А мы продолжали защищать Красную Звезду, паля вдаль, ориентируясь подсказками Фелин.
— Мягкое кресло, клетчатый плед…
Уже «Четырнадцать» горело в углу мигающей иконки, обозначающей активацию режима Ольги.
— … не нажатый во время курок.
Ляха в стиле роботизированных автоматических боевых систем, или попросту пулеметные турели РАБС, установленные по внешнему периметру базы и отстреливающие зараженных, водила винтовкой по левому флангу, потом по правому, потом в центре, потом быстро перезаряжала магазин и снова возвращалась туда, куда ее посылала Фелин, высчитывающая мощь вражеской атаки.
— Солнечный день — в ослепительных снах!
Знаменитая песня Ляжки, перевод которой не все мы знали хорошо, но слова которой знали наизусть, всегда обозначала безопасность, точно мамина колыбельная. Тихий голос Ляжки напевал грустную мелодию, а русские слова добавляли драматизма — русский язык всегда казался мне набором магических заклинаний.
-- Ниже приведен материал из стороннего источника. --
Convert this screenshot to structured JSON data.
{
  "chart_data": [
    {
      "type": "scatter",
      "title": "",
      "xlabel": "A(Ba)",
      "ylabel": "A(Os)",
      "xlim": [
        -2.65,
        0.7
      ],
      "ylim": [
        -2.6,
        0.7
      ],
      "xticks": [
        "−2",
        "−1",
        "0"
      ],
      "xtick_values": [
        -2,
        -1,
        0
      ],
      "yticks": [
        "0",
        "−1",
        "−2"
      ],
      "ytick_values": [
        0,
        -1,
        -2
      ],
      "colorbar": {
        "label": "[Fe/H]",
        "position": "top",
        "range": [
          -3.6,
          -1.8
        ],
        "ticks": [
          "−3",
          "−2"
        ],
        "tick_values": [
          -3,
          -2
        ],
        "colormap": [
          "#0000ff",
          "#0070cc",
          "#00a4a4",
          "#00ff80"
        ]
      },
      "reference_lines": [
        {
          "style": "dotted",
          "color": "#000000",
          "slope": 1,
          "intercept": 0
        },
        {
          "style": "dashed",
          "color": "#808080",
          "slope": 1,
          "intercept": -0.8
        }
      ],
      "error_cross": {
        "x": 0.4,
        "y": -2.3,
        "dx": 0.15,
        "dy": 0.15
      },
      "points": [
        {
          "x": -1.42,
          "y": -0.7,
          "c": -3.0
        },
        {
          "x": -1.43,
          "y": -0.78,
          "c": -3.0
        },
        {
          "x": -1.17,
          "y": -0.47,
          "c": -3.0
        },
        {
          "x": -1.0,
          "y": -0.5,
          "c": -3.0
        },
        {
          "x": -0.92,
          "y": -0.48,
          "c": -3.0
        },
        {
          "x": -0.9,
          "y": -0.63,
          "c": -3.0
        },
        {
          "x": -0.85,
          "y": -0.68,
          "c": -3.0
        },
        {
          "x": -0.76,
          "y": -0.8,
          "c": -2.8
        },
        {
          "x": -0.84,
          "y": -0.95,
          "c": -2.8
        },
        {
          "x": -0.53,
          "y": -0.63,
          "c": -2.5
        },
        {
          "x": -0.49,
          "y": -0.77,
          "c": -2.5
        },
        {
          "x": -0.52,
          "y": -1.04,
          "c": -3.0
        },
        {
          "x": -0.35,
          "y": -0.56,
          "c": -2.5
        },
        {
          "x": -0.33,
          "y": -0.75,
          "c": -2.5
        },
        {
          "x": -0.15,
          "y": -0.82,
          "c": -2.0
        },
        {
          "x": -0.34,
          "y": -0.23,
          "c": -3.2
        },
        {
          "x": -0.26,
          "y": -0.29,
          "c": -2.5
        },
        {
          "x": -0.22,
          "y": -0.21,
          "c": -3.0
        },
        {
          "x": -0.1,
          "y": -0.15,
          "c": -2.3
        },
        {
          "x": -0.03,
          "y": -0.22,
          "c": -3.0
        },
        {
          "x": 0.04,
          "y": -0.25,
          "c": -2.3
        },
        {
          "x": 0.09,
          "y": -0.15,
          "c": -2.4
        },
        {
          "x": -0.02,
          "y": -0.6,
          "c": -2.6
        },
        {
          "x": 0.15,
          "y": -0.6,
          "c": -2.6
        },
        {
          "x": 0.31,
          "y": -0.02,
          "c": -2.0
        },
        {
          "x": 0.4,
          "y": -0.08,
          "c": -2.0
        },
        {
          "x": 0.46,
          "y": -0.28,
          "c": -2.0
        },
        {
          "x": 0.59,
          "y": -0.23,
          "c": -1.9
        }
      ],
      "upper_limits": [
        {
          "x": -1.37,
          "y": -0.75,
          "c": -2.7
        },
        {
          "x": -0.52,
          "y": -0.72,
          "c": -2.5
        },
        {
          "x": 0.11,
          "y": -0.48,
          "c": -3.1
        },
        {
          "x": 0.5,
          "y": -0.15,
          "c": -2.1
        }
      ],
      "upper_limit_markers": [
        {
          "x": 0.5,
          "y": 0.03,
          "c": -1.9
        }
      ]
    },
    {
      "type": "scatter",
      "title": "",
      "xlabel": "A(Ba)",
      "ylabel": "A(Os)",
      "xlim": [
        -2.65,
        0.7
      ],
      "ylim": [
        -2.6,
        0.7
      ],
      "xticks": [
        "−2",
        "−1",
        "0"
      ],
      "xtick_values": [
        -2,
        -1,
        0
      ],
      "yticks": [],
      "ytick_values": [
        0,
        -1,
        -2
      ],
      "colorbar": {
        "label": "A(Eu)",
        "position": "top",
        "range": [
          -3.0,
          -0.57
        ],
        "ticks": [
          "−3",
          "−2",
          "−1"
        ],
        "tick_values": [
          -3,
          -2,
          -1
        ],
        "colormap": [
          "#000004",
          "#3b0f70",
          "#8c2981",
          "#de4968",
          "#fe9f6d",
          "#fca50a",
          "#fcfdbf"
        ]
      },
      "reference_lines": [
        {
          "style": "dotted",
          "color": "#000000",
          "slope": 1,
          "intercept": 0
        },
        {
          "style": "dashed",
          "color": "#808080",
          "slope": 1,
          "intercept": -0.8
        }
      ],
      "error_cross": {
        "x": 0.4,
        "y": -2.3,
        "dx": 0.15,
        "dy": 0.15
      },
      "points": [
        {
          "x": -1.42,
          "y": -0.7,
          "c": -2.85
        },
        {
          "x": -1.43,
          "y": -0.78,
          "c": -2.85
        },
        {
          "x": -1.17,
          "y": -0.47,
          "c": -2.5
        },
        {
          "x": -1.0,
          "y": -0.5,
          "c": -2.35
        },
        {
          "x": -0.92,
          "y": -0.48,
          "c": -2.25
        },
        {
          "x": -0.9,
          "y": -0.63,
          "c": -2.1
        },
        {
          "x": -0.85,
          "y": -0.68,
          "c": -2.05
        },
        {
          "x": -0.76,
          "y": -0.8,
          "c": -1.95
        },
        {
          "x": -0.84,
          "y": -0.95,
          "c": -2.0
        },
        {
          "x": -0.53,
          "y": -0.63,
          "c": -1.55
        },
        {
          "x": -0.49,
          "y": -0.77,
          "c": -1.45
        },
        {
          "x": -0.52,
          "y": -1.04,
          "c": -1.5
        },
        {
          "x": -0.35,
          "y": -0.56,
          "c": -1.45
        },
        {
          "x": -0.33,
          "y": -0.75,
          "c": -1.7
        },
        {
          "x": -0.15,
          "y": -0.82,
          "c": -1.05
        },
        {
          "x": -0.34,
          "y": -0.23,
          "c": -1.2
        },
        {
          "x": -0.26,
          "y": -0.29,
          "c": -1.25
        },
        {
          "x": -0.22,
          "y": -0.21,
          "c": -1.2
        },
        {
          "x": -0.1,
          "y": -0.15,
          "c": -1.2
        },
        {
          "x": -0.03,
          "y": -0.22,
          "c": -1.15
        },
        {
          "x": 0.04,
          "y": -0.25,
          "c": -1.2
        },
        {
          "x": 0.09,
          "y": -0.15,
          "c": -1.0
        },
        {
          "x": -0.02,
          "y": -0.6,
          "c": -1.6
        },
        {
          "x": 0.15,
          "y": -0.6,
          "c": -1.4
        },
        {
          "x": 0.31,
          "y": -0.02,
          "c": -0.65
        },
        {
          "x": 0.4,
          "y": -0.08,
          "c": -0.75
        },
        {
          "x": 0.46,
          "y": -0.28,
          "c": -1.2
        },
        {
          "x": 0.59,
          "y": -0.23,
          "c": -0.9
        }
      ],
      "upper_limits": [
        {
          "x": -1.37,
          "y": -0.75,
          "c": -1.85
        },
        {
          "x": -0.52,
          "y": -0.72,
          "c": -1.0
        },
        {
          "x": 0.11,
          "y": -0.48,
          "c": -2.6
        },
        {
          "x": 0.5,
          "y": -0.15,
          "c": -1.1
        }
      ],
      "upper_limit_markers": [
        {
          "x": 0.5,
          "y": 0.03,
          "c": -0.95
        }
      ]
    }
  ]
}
Ляжка пела не только для себя, как средство, успокаивающее нервы и дарящее концентрацию во время снайперского обстрела, она пела для всех Падальщиков, слушающих ее русский призыв воевать за свободу и остатки человечности в наших душах, она напоминала нам всем о тех живущих на базе матерях, отцах и детях, которые Генералитет решил возложить на жертвенный алтарь ради собственного выживания.
Ряды защитников Красной Звезды неуклонно редели, враги, пусть даже слепые в белом тумане, отслеживали нас по ярким искрам разрезающих воздух пуль, пущенных из разгоряченных дул. Но никто не смел обнажить Красную Звезду, тут же прикрывая ее собственной грудью в образовавшейся бреши.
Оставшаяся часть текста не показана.